Reliable data on the cost of Section 404 compliance for small companies has been slow in coming, but a Pennsylvania State University finance professor said his research shows that small firms are in fact taking a big hit.

Big hit for small firms

Professor Peter Iliev said he nailed down the cost of Section 404 compliance by examining companies with market caps just above $75 million and those just below it. Those below that cap have not had to comply until now.

“We needed a control group that didn’t have to comply,” Iliev said. “This allowed us to look at those who did comply and attribute any differences to the new regulation.”

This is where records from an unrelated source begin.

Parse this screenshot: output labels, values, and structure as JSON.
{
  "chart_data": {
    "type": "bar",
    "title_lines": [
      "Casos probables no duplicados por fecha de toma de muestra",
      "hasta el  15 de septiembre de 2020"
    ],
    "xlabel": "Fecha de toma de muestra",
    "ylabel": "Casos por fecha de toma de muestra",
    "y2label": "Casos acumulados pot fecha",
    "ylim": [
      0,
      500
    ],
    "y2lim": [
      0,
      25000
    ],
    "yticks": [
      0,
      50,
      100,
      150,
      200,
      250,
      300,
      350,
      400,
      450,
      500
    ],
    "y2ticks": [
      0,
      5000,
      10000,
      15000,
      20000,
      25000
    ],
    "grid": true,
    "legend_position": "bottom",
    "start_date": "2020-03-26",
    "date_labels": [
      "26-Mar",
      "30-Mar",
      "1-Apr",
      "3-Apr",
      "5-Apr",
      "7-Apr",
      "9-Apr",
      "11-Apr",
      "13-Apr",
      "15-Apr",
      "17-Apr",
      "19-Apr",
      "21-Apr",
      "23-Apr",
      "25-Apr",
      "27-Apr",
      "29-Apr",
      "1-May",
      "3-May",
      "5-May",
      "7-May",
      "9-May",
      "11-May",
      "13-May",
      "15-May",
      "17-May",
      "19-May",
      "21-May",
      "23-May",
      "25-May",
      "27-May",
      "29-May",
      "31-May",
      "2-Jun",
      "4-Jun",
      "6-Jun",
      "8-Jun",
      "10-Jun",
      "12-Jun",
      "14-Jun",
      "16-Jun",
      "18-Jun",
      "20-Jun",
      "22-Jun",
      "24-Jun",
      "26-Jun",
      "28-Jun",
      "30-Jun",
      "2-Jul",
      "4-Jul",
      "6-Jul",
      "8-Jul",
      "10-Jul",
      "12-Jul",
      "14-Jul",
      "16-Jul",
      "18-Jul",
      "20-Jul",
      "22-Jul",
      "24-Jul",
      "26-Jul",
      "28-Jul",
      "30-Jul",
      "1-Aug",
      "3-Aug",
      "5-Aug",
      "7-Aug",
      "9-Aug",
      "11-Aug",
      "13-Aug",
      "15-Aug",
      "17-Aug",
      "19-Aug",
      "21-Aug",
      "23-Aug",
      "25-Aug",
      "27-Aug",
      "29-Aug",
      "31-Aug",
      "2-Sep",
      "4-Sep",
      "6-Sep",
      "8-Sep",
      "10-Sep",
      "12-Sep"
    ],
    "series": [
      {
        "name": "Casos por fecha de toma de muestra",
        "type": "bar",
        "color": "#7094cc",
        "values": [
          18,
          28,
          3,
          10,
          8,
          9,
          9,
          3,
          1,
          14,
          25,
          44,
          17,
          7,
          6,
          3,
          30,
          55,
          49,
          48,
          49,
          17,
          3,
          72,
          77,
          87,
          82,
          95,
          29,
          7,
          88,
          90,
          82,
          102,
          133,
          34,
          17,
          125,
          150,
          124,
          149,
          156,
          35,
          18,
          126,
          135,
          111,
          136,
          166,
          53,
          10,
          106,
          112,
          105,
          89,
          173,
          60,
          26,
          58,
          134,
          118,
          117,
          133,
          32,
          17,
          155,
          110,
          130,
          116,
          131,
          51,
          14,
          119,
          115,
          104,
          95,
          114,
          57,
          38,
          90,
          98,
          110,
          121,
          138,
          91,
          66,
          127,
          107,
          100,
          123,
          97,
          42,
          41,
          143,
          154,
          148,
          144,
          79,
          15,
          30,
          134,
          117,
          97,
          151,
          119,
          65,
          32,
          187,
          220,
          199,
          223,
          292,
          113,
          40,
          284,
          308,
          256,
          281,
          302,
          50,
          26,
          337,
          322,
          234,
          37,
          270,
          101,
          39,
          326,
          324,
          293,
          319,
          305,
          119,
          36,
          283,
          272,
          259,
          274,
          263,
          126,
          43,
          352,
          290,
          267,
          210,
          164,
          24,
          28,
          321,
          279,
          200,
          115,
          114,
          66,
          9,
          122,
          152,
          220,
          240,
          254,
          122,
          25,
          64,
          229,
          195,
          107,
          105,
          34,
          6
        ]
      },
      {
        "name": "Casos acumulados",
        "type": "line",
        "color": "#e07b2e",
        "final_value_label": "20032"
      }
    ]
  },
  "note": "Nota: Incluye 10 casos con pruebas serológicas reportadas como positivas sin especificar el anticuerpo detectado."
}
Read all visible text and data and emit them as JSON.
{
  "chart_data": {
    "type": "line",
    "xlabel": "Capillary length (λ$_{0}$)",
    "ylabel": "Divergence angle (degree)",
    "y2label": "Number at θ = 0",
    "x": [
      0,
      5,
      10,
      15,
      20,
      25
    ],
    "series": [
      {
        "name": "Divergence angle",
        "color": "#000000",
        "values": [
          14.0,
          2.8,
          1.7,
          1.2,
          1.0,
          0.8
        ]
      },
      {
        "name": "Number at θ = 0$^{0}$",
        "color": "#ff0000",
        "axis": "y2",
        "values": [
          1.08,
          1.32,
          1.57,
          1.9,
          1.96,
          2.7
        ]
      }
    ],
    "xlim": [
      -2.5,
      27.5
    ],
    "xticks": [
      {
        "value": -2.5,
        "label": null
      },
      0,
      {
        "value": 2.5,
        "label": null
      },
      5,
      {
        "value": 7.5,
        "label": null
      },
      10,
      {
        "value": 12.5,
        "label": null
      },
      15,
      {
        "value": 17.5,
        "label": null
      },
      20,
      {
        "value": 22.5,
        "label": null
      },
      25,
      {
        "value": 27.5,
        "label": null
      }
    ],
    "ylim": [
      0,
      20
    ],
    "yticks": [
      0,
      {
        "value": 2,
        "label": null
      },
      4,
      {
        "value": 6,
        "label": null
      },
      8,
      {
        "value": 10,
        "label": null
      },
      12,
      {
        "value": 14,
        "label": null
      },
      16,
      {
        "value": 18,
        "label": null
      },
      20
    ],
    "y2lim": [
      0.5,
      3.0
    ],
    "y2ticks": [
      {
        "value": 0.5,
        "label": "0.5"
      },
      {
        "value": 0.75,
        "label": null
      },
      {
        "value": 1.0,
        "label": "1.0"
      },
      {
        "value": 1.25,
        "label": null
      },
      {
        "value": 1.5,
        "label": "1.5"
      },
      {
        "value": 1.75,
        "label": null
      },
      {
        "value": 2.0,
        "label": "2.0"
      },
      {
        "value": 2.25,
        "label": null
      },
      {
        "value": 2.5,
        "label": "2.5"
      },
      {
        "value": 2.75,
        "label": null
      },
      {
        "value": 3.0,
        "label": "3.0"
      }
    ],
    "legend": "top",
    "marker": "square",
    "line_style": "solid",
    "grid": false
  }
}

What he found was that there were some rim-rocking costs associated with auditing internal controls. These smaller firms had to pay an additional $697,890 in audit fees in 2004 – the year he examined – which amounted to a 98 percent increase over the companies not in compliance.

These companies had a median market cap of just over $110 million, which is not very big. Many companies have market caps of $100 billion or more.

As it turned out, the average earnings for these firms were negative $1.4 million in that year, meaning a good chunk of the loss could be attributed to the additional audit expense.

“Small firms pay disproportionately. The burden was large, and this is a recurring cost,” Iliev said.

Does law go too far?

The Sarbanes-Oxley Act was passed in 2002 in response to the high-profile scandals at Enron Corp., WorldCom Inc. and other companies that used accounting tricks to vastly overstate their profits. The law’s purpose was to improve the quality of financial reports and to give investors more confidence in what companies report.

Perhaps the act has done that, but the question is whether the costs of compliance at smaller firms are worth the benefit.

Or more specifically, does the burden of Sarbanes-Oxley go beyond what Congress intended? I put that question to Iliev, and his response was, “For small companies, yes.”